Test the new adjustments always, for example in the Combustor that comes with the MSI Afterburner or the Furmark, then thoroughly check what you get in a synthetic test, and after that you can go to the games and see what you are really getting. For the ones that are impatient, we recommend that you don’t skip this safety system, because if you set the offset of +200 like in the example shown below the graphic card will start going very optimistically with a high tact and it will soon hit the basic values.
The card will finish the test and if it doesn’t block in the first few seconds everything will be fine. Still, this way will give you lower results and you basically won’t know anything new except that you overdid it a lot. As you can see, the GPU went on the test with a pretty high 1428MHz, but the frequency has been brought down to 1134MHz very soon, and this is the basic value for this model. Also, in 3DMark 11 benchmark we got the result that of 3274 which is default for this model. Because of that, we started with small steps to increase and stopped at +50MHz at automatic fan speed.
This brought us a increase in results, because the boost value was about 1291MHz, which is 90MHz more that what ASUS set to be basic. 3DMark 11 boosted the result from 3274 to 3397 which is about 5% increase, and it was achieved in a very simple and short way.
After that we set the fans to the maximum number of turns so we could see what we can get when we drop the temperature of the card to a minimum. In this way we gave ourselves maximum space for overclocking without increasing voltage. With the same system we got an extra 20MHz that gave us a maximum tact of 1311MHz for the "GPU Boost", a slightly greater result than before. Still, we needed a slightly bigger voltage for this adjustment (+37mV) so we could get an absolutely stable basis. Although the card ended a larger number of tests, after longer durations of strain it was known to block the showing after which the drivers were forced to do "recovery".

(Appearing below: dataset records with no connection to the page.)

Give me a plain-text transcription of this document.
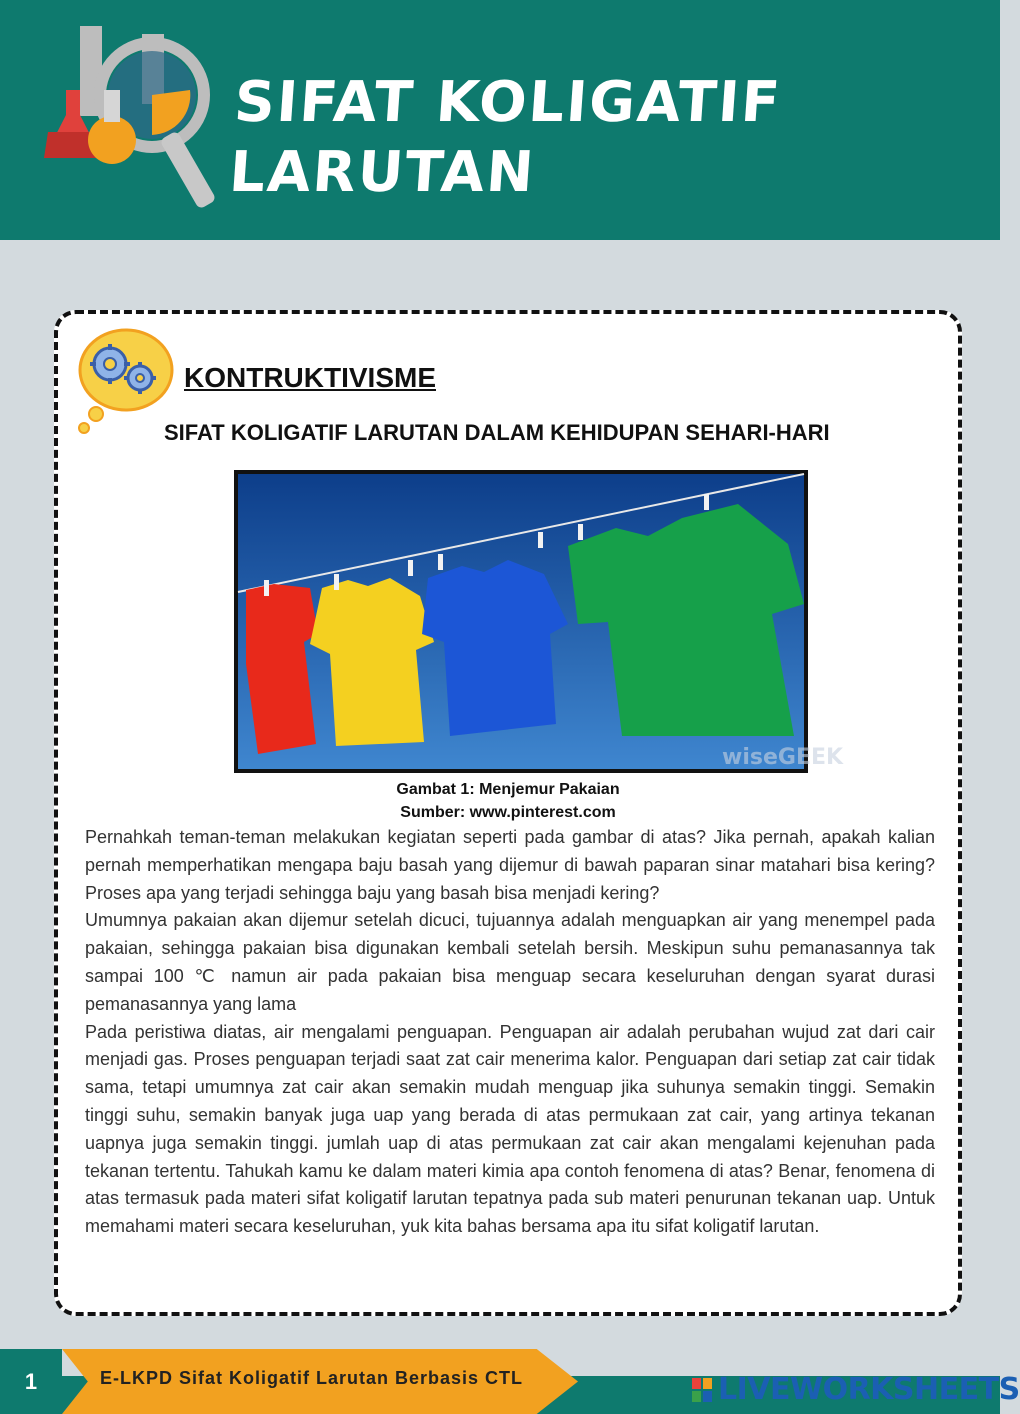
SIFAT KOLIGATIF LARUTAN
KONTRUKTIVISME
SIFAT KOLIGATIF LARUTAN DALAM KEHIDUPAN SEHARI-HARI
wiseGEEK
Gambat 1: Menjemur Pakaian
Sumber: www.pinterest.com

Pernahkah teman-teman melakukan kegiatan seperti pada gambar di atas? Jika pernah, apakah kalian pernah memperhatikan mengapa baju basah yang dijemur di bawah paparan sinar matahari bisa kering? Proses apa yang terjadi sehingga baju yang basah bisa menjadi kering?

Umumnya pakaian akan dijemur setelah dicuci, tujuannya adalah menguapkan air yang menempel pada pakaian, sehingga pakaian bisa digunakan kembali setelah bersih. Meskipun suhu pemanasannya tak sampai 100 ℃ namun air pada pakaian bisa menguap secara keseluruhan dengan syarat durasi pemanasannya yang lama

Pada peristiwa diatas, air mengalami penguapan. Penguapan air adalah perubahan wujud zat dari cair menjadi gas. Proses penguapan terjadi saat zat cair menerima kalor. Penguapan dari setiap zat cair tidak sama, tetapi umumnya zat cair akan semakin mudah menguap jika suhunya semakin tinggi. Semakin tinggi suhu, semakin banyak juga uap yang berada di atas permukaan zat cair, yang artinya tekanan uapnya juga semakin tinggi. jumlah uap di atas permukaan zat cair akan mengalami kejenuhan pada tekanan tertentu. Tahukah kamu ke dalam materi kimia apa contoh fenomena di atas? Benar, fenomena di atas termasuk pada materi sifat koligatif larutan tepatnya pada sub materi penurunan tekanan uap. Untuk memahami materi secara keseluruhan, yuk kita bahas bersama apa itu sifat koligatif larutan.

1	E-LKPD Sifat Koligatif Larutan Berbasis CTL	LIVEWORKSHEETS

The interesting thing is that we couldn’t get more than these values even though we increased the voltage and that the final stable version for the GPU was +70MHz, whilst the memory managed to deal with the maximum 6920MHZ which is a real frequency of 1730MHz. It is obvious that voltage doesn’t have much influence on the 28nm Kepler that simply didn’t react well when it was increased. We assume that in conditions of extreme cooling you can get some result from a high voltage, but that is not something we are writing here about.
It is nice to notice that even in maximum frequencies, the DirectCU II didn’t have any problem cooling the GK 104, that achieved a maximum 57 degrees. Having in mind the fact that a greater temperature isn’t acceptable, it is clear that you can reduce the number of spins until you reach a optimal ratio of noise and temperature, and in the case that you are a more advanced user, consider the custom profile making that will regulate the speed of the fan by your choice, and most graphic card overclocking tools have this possibility.
We hope you understood the concept of overclocking GeForce GTX 680, and this system will, almost certainly, be applied to other models based on the Kepler architecture as well, like the GTX 670 and the GTX 660. The Kepler is really overclockable, although it may not seem like that at first glance. At the same time, this process is not that complicated, but it requires a little bit more patience and following some more factors.